Overall, although the subject of this study is like other related OHS studies, they are incomparable due to the differences in the context of the findings. The aforementioned studies were using different types of methodological framework (different methods, sampling etc) depending on several aspects (e.g. availability of data, geographical etc), and hence resulting in different arrangements of findings. All barriers and strategies have their own contexts that require certain levels of experience by practitioners in implementing OHS practices. This study provides a reflection from the local context in influencing an effective OHS practices, because the SMEs are dependent on the internal and external environment to drive the OHS. Consequently, it is believed that the findings from this study could provide a point of reference for construction SMEs, authorities and academia to further enable the strategies that would address the core barriers inhibiting the OHS implementation, particularly in developing countries.

Conclusions

This study was initiated as part of a pilot programme by the Department of Occupational Safety and Health (DOSH) Malaysia and the Social Security Organisation (SOCSO) to better understand what it takes for the Bumiputera construction SMEs to continuously improve their OHS practices. The initial findings from the site observation have indicated that there is a need to improve the OHS practices of Bumiputera construction SMEs. The results from two OHS workshops indicate that the main barriers to better safety practices have been costs implications, poor safety culture and lack of safety commitment from the client. The proposed strategies include introducing safety as one of the construction KPIs, creating more safety-conscious culture and establishing a funding mechanism to support the cost of training. Based on the triangulation of our findings, a framework has been developed based on the triangle of cost, safety culture and commitment. Hence, the three elements are deemed necessary for the enhancement of OHS practices among Bumiputera construction SMEs.

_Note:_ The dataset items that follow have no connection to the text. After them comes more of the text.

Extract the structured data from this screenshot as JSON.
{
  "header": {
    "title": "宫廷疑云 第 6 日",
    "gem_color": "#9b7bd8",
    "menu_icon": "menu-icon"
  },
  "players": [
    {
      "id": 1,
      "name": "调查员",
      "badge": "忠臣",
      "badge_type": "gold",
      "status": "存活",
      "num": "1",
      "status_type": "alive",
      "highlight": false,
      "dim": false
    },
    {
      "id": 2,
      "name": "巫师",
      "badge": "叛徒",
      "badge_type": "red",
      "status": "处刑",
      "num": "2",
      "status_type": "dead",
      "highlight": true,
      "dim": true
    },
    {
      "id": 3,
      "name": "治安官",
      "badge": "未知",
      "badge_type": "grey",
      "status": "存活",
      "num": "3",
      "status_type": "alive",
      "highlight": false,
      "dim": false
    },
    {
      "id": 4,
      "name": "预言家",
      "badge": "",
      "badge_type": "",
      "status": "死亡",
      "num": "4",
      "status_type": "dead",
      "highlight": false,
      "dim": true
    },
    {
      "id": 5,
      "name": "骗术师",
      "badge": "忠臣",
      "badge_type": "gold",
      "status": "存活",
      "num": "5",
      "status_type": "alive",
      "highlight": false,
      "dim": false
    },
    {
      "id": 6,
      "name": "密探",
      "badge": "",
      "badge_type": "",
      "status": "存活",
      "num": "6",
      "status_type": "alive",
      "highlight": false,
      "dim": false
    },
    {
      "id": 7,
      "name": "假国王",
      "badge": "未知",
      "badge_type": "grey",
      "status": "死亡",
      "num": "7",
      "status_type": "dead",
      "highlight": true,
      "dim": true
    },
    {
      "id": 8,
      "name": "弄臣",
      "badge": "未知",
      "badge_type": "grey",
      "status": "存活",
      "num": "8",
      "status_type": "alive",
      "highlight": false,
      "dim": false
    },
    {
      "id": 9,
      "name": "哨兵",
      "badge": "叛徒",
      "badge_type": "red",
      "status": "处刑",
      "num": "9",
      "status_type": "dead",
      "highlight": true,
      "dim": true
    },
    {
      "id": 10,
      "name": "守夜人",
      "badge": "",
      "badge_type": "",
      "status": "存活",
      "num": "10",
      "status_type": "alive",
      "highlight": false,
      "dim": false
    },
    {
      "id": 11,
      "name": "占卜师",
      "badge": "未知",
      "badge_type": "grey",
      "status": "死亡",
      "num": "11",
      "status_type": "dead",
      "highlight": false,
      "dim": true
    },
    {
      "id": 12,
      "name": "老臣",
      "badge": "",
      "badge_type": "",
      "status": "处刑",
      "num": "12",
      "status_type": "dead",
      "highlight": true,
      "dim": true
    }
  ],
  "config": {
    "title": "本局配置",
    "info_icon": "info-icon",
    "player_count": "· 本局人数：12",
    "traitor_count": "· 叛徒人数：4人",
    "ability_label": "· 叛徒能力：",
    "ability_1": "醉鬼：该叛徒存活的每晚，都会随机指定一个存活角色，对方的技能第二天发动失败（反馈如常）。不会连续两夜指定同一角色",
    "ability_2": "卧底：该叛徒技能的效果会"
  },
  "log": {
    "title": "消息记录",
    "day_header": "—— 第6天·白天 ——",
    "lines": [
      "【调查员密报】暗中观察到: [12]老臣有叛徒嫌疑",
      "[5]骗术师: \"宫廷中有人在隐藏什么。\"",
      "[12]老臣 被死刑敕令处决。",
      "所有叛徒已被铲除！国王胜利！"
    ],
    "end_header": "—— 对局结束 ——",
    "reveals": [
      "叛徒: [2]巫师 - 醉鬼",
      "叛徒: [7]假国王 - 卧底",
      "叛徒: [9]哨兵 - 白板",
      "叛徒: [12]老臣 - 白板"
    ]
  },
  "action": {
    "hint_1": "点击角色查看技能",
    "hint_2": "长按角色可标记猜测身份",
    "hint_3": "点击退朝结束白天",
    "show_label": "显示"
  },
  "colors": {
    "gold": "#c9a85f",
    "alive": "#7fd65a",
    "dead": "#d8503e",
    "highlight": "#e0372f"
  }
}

There are several implications of this study. First, this study has provided some practical insights for construction organisations and authorities into the current safety practices among the Bumiputera construction SMEs and what it takes to improve the practices. Secondly, the findings from this study could act as a platform for further discussions in regard to the advancements of Bumiputera SMEs in terms of their capacity and capability building in the construction sector, as outlined in the Malaysia New Economic Policy and CITP 2016-2020 under strategic thrust: Quality, Safety and Professionalism.

This study has the following limitations. First, since the study is part of a project by DOSH, the current study is therefore based on a relatively small number of Bumiputera construction SMEs, which in turn could limit the generalisation of the findings. Thus, as the project progresses positively, future studies could expand the current population to larger scales with diverse samples of construction SMEs. Second, this study has delimited the scope of research to skilled / professional workers and thus, did not collect data from unskilled workers for comparison purposes. It is recommended that future studies should include the participation of the unskilled / semi-skilled workers for better coverage of findings. Third, this study has focused on general group of SMEs and types of construction works. Considerations to further group the SMEs into medium-sized, small-sized and micro-sized enterprises along with the specific trading works, could lead to a better understanding on the implementation of OHS practices. Finally, the recommendations proposed in this study have not been validated and tested. It is suggested that future work should focus on a follow-up validation study through diverse research methods with relevant parties (e.g. focus group, case studies and industry forum) to facilitate the impact from the recommendations.